Un segnale importante per due motivi. Innanzitutto perché in tanti puntano il dito sul fatto che i talebani siano entrati in possesso delle armi lasciate negli arsenali dell’esercito afghano e degli occidentali. La prima, in particolare, è più di un’ipotesi dal momento che circolano da tempo in rete video e foto di miliziani che entrano nelle caserme e svuotano magazzini pieni di armi e munizioni abbandonate dalle truppe afghane in rotta. Un pericolo cui si aggiunge anche un altro elemento segnalato dai siti americani: il blocco che Joe Biden ha imposto alle importazioni di munizioni dalla Russia. Poiché negli States sarà sempre più difficile importante munizioni fabbricate in Russia, molti mettono in guardia dalla possibilità che sarà molto più facile per i talebani non rimanerne sguarniti. Il mercato si sposterebbe in Paesi in cui il controllo sarebbe molto più lasco.

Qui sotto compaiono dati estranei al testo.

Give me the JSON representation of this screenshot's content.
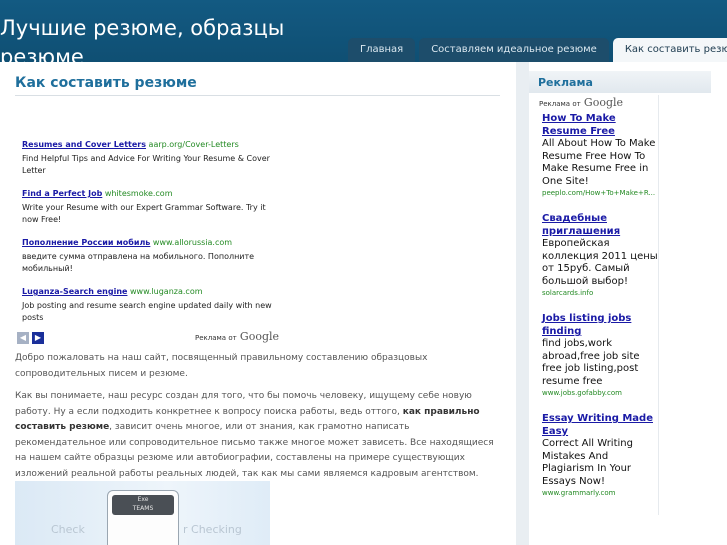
{
  "site": {
    "title": "Лучшие резюме, образцы резюме"
  },
  "nav": {
    "tabs": [
      {
        "label": "Главная"
      },
      {
        "label": "Составляем идеальное резюме"
      },
      {
        "label": "Как составить резюме"
      }
    ]
  },
  "main": {
    "title": "Как составить резюме",
    "ads": [
      {
        "title": "Resumes and Cover Letters",
        "url": "aarp.org/Cover-Letters",
        "desc": "Find Helpful Tips and Advice For Writing Your Resume & Cover Letter"
      },
      {
        "title": "Find a Perfect Job",
        "url": "whitesmoke.com",
        "desc": "Write your Resume with our Expert Grammar Software. Try it now Free!"
      },
      {
        "title": "Пополнение России мобиль",
        "url": "www.allorussia.com",
        "desc": "введите сумма отправлена на мобильного. Пополните мобильный!"
      },
      {
        "title": "Luganza-Search engine",
        "url": "www.luganza.com",
        "desc": "Job posting and resume search engine updated daily with new posts"
      }
    ],
    "ads_by": "Реклама от",
    "google": "Google",
    "arrow_prev": "◀",
    "arrow_next": "▶",
    "intro": "Добро пожаловать на наш сайт, посвященный правильному составлению образцовых сопроводительных писем и резюме.",
    "p2_before": "Как вы понимаете, наш ресурс создан для того, что бы помочь человеку, ищущему себе новую работу. Ну а если подходить конкретнее к вопросу поиска работы, ведь оттого, ",
    "p2_bold": "как правильно составить резюме",
    "p2_after": ", зависит очень многое, или от знания, как грамотно написать рекомендательное или сопроводительное письмо также многое может зависеть. Все находящиеся на нашем сайте образцы резюме или автобиографии, составлены на примере существующих изложений реальной работы реальных людей, так как мы сами являемся кадровым агентством.",
    "promo_badge_1": "Exe",
    "promo_badge_2": "TEAMS",
    "promo_faded_left": "Check",
    "promo_faded_right": "r Checking"
  },
  "sidebar": {
    "title": "Реклама",
    "ads": [
      {
        "title": "How To Make Resume Free",
        "text": "All About How To Make Resume Free How To Make Resume Free in One Site!",
        "url": "peeplo.com/How+To+Make+R..."
      },
      {
        "title": "Свадебные приглашения",
        "text": "Европейская коллекция 2011 цены от 15руб. Самый большой выбор!",
        "url": "solarcards.info"
      },
      {
        "title": "Jobs listing jobs finding",
        "text": "find jobs,work abroad,free job site free job listing,post resume free",
        "url": "www.jobs.gofabby.com"
      },
      {
        "title": "Essay Writing Made Easy",
        "text": "Correct All Writing Mistakes And Plagiarism In Your Essays Now!",
        "url": "www.grammarly.com"
      }
    ]
  }
}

All’immagine delle armi americane, se ne aggiunge un’altra che caratterizza questi giorni di regno talebano: quella del battaglione Badri 313, l’unità d’élite dell’esercito degli studenti coranici. Apparso in queste settimane di riconquista talebana, il battaglione prende il nome dalla battaglia di Badr, considerata la prima battaglia combattute e vinta dalle forze musulmane. Anche questo è un segnale. L’Emirato non è solo legato a colonne di guerriglieri radicati negli altipiani afghani, ma a truppe che si avvicinano in modo sempre più netto a quello che potrebbe essere un esercito regolare.

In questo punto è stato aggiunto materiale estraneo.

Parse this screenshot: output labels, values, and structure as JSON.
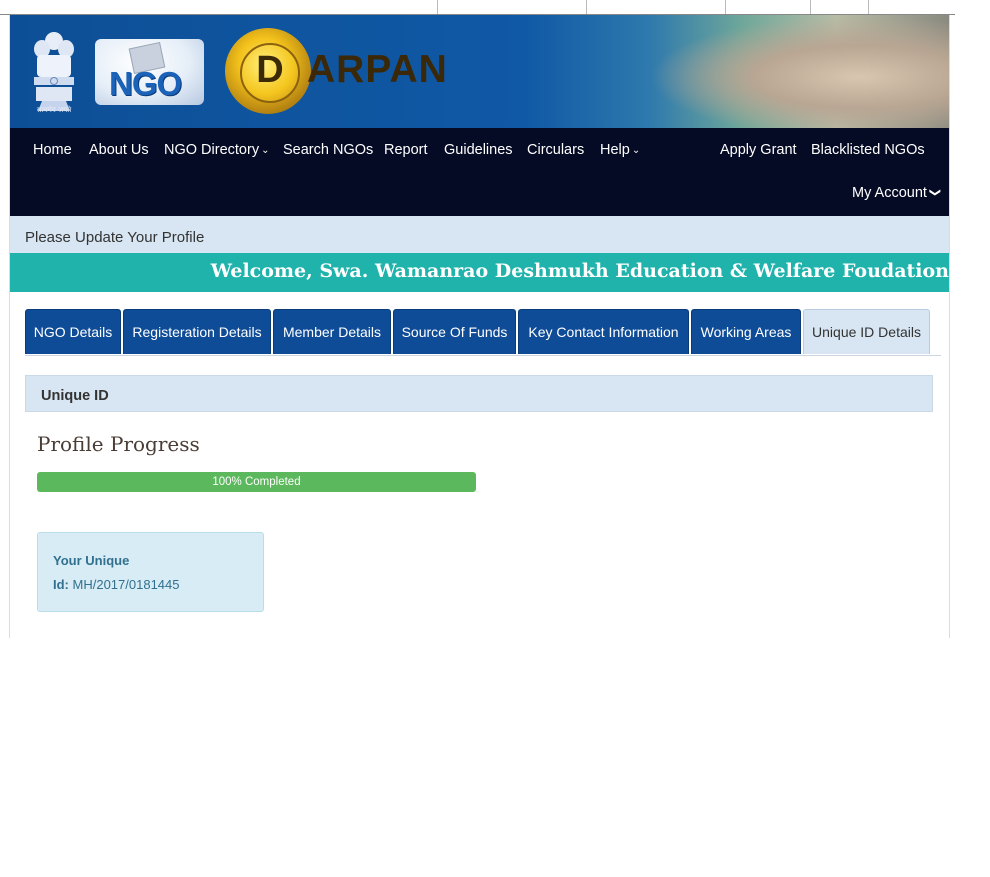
{
  "header": {
    "emblem_caption": "सत्यमेव जयते",
    "ngo_logo_text": "NGO",
    "darpan_letter": "D",
    "darpan_word": "ARPAN"
  },
  "nav": {
    "items": [
      {
        "label": "Home"
      },
      {
        "label": "About Us"
      },
      {
        "label": "NGO Directory"
      },
      {
        "label": "Search NGOs"
      },
      {
        "label": "Report"
      },
      {
        "label": "Guidelines"
      },
      {
        "label": "Circulars"
      },
      {
        "label": "Help"
      },
      {
        "label": "Apply Grant"
      },
      {
        "label": "Blacklisted NGOs"
      },
      {
        "label": "My Account"
      }
    ],
    "chevron_glyph": "⌄",
    "account_chevron_glyph": "❯"
  },
  "profile": {
    "update_notice": "Please Update Your Profile",
    "welcome": "Welcome, Swa. Wamanrao Deshmukh Education & Welfare Foudation"
  },
  "tabs": [
    {
      "label": "NGO Details"
    },
    {
      "label": "Registeration Details"
    },
    {
      "label": "Member Details"
    },
    {
      "label": "Source Of Funds"
    },
    {
      "label": "Key Contact Information"
    },
    {
      "label": "Working Areas"
    },
    {
      "label": "Unique ID Details"
    }
  ],
  "active_tab": "Unique ID Details",
  "section": {
    "title": "Unique ID",
    "progress_title": "Profile Progress",
    "progress_percent": 100,
    "progress_label": "100% Completed",
    "id_label_line1": "Your Unique",
    "id_label_line2": "Id:",
    "id_value": "MH/2017/0181445"
  },
  "colors": {
    "brand_blue": "#0f4c97",
    "nav_bg": "#050a25",
    "teal": "#1fb3ab",
    "progress_green": "#5cb85c",
    "info_text": "#31708f"
  }
}
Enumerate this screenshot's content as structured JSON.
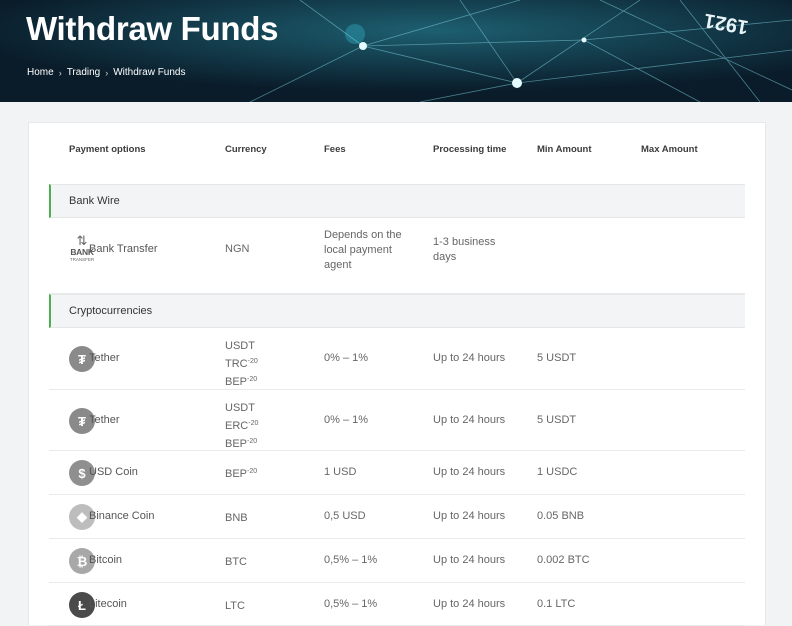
{
  "page": {
    "title": "Withdraw Funds",
    "breadcrumb": [
      {
        "label": "Home"
      },
      {
        "label": "Trading"
      },
      {
        "label": "Withdraw Funds"
      }
    ],
    "hero_tag": "1921"
  },
  "table": {
    "headers": {
      "payment": "Payment options",
      "currency": "Currency",
      "fees": "Fees",
      "processing": "Processing time",
      "min": "Min Amount",
      "max": "Max Amount"
    },
    "sections": [
      {
        "label": "Bank Wire"
      },
      {
        "label": "Cryptocurrencies"
      }
    ],
    "bank": {
      "icon": "bank-transfer-icon",
      "icon_text": "BANK",
      "icon_sub": "TRANSFER",
      "name": "Bank Transfer",
      "currency": "NGN",
      "fees": [
        "Depends on the",
        "local payment",
        "agent"
      ],
      "processing": [
        "1-3 business",
        "days"
      ]
    },
    "crypto": [
      {
        "icon": "tether-icon",
        "glyph": "₮",
        "name": "Tether",
        "currency": [
          "USDT",
          "TRC",
          "BEP"
        ],
        "sup": [
          "",
          "-20",
          "-20"
        ],
        "fees": "0% – 1%",
        "processing": "Up to 24 hours",
        "min": "5 USDT"
      },
      {
        "icon": "tether-icon",
        "glyph": "₮",
        "name": "Tether",
        "currency": [
          "USDT",
          "ERC",
          "BEP"
        ],
        "sup": [
          "",
          "-20",
          "-20"
        ],
        "fees": "0% – 1%",
        "processing": "Up to 24 hours",
        "min": "5 USDT"
      },
      {
        "icon": "usd-coin-icon",
        "glyph": "$",
        "name": "USD Coin",
        "currency": [
          "BEP"
        ],
        "sup": [
          "-20"
        ],
        "fees": "1 USD",
        "processing": "Up to 24 hours",
        "min": "1 USDC"
      },
      {
        "icon": "binance-coin-icon",
        "glyph": "◆",
        "name": "Binance Coin",
        "currency": [
          "BNB"
        ],
        "sup": [
          ""
        ],
        "fees": "0,5 USD",
        "processing": "Up to 24 hours",
        "min": "0.05 BNB"
      },
      {
        "icon": "bitcoin-icon",
        "glyph": "₿",
        "name": "Bitcoin",
        "currency": [
          "BTC"
        ],
        "sup": [
          ""
        ],
        "fees": "0,5% – 1%",
        "processing": "Up to 24 hours",
        "min": "0.002 BTC"
      },
      {
        "icon": "litecoin-icon",
        "glyph": "Ł",
        "name": "Litecoin",
        "currency": [
          "LTC"
        ],
        "sup": [
          ""
        ],
        "fees": "0,5% – 1%",
        "processing": "Up to 24 hours",
        "min": "0.1 LTC"
      }
    ]
  },
  "colors": {
    "accent": "#4caf50",
    "hero_bg": "#0b2233",
    "icon_grey": "#8a8a8a"
  }
}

Le unità del battaglione Badri girano in mimetica per le strade di Kabul, utilizzano le armi più moderne, i visori notturni, hanno addirittura pubblicato un fotomontaggio dei suoi membri mentre issano la bandiera talebana come i soldati americani a Iwo Jima. Una forza d’élite che serve non solo a controllare il territorio ma a lanciare un avvertimento ad alleati e nemici, interni ed esterni. Quello che era considerato un esercito di uomini in sandali e lanciarazzi oggi è diventato un sistema ben più complesso che passa dalla propaganda sui social network agli scontri sul campo. Non c’è esercito locale che abbia combattuto per venti anni come i talebani. E oggi non solo sono decisamente più ricchi di prima, ma anche meglio equipaggiati. Ed è probabile che non lo siano solo grazie alle armi e ai mezzi lasciati dalle forze afghane e americane.